Encryption Apps Let Trump Aides Break the Law – Would You Compromise Transparency for Privacy?
Senior members of the Trump administration have resorted to encrypted communication apps amid email hacking concerns that disrupted Hilary Clinton’s presidential election campaign and exposed sensitive conversations of Democratic National Committee (DNC) members to WikiLeaks.
The use of encrypted and disappearing messaging apps at the White House may violate the Presidential Records Act, which necessitates archival and retention of work related communication for transparency and litigation requirements. Trump aides are reportedly using the messaging app Signal that offers end-to-end encryption for personal communication. Maintaining a complete record of email communication at the White House is already a tough endeavor, and adding encrypted communication to the mix will only make it difficult to enforce the public disclosure laws.
At the same time, the Trump administration also fears White House staffers are using the technology to expose the government’s darkest corners without leaving a digital trail. The messaging app Confide with its SnapChat-like features of disappearing messages is allegedly being used specifically for this purpose by some U.S. government officials.

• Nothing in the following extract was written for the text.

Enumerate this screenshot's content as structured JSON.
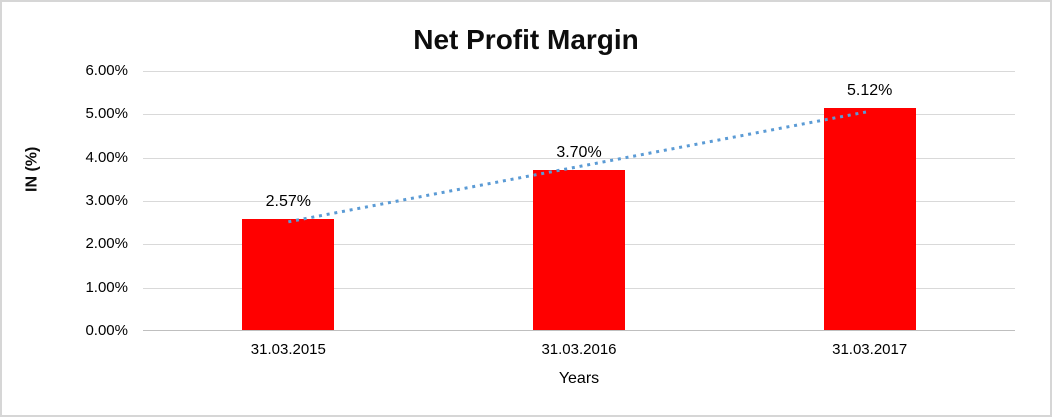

How Encrypted Messaging Works
Encryption is the process of converting information into a random and apparently meaningless data (cyphertext). Various mathematical functions or algorithms may be used to convert original data into encrypted cyphertext. The process of converting cyphertext back into its original form is called Decryption.

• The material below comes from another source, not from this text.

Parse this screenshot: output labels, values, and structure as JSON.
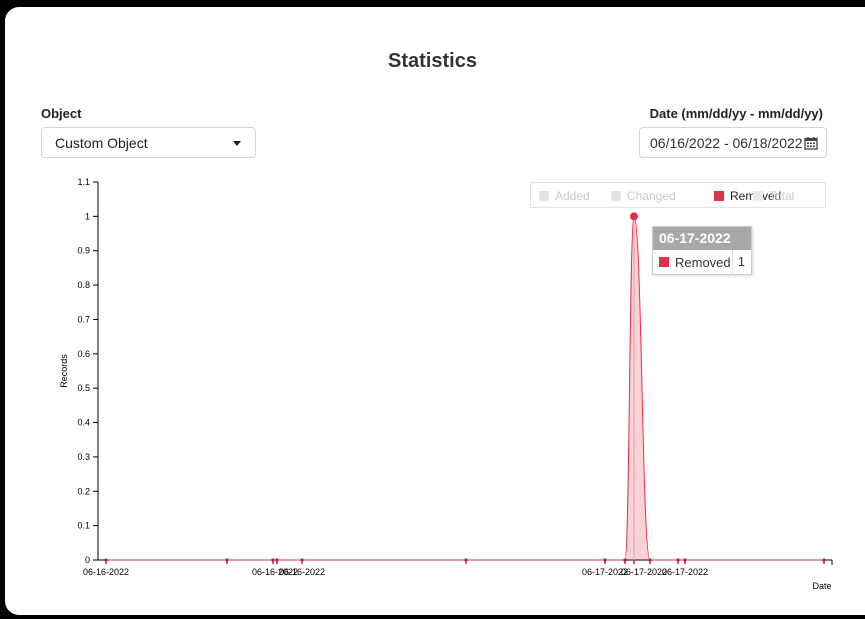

Modern cryptographic protocols utilize numeric codes known as Encryption Keys encrypt and decrypt the data. The Keys are available only to the sender and recipient of encrypted information. Third parties including hackers, government agencies, Internet Service Providers and even the encrypted messaging service providers such as Signal and Confide cannot legally access Encryption Keys. Private communication between end-users therefore remains elusive and untraceable by legitimate means.
Privacy or Transparency?
The concept of secure encrypted messaging is widely popular and appreciated for personal use, even in the White House. Regulations that necessitate data retention apply only to work-related communication that involves senior government officials to ensure transparency. To enforce public disclosure laws for communication that takes place via end-to-end encrypted messaging apps, the government will also need decryption keys to make sense of the encrypted data archived by the sender and recipient. To make matters more complex, apps such as Confide go a step ahead with disappearing messaging features that prevent users from archiving or even taking screenshots of the communication.

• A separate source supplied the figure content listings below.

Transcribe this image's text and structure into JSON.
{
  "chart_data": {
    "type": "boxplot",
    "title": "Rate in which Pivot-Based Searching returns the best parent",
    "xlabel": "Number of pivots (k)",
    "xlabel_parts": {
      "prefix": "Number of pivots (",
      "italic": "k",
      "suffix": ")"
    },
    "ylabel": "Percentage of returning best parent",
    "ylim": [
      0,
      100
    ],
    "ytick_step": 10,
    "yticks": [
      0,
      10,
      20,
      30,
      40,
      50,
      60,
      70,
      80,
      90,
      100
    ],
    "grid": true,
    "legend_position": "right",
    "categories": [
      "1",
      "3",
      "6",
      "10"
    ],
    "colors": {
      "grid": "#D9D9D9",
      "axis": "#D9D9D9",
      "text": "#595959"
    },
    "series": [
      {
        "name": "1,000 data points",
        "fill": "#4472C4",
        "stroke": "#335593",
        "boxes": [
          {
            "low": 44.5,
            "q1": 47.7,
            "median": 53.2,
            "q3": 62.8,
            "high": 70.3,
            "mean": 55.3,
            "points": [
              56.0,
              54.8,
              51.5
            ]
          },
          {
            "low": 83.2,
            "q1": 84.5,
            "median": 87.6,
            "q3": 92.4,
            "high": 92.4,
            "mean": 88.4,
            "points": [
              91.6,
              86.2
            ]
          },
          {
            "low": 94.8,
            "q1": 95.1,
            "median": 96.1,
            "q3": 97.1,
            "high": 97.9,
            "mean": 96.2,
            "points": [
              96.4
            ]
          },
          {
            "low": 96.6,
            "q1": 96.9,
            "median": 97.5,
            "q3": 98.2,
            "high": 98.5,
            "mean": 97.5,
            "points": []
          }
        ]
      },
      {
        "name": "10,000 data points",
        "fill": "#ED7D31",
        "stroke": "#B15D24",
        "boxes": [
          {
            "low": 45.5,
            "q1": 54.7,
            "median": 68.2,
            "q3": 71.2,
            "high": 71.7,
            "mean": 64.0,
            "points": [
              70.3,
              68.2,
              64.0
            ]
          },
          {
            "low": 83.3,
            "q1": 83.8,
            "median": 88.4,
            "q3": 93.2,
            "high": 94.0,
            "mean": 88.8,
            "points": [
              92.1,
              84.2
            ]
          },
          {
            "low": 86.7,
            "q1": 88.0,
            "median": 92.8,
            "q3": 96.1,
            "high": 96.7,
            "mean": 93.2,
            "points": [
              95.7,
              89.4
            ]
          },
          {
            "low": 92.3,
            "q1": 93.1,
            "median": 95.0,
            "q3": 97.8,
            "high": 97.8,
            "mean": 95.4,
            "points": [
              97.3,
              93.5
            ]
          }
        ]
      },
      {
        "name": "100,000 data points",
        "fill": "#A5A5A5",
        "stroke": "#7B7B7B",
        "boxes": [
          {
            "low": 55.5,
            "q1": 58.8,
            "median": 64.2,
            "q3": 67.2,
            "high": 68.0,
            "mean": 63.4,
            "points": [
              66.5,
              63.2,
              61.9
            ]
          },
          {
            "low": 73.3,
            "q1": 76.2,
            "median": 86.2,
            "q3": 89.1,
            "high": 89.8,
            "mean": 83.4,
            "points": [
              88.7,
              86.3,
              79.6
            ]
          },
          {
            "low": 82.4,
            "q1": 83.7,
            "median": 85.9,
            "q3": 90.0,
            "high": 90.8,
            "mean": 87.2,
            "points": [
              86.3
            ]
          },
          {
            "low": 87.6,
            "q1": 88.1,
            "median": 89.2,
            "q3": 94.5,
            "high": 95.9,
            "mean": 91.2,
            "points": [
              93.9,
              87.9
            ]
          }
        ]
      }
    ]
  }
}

Third-party encrypted communication apps are skewed toward privacy, to a point where end-users cannot be held accountable for their communication, since the paper trail is entirely inaccessible and eliminated. In a public office or collaborative workplace, excessive privacy compromises transparency. The concerned authorities should therefore remain on top of the communication technologies used by employees and may need to regulate the use of end-to-end encrypted communication apps for work purposes. The tradeoff between privacy and transparency will emerge as a pressing need of the corporate world in response to rapid adoption of encrypted communication technologies by security-aware end-users.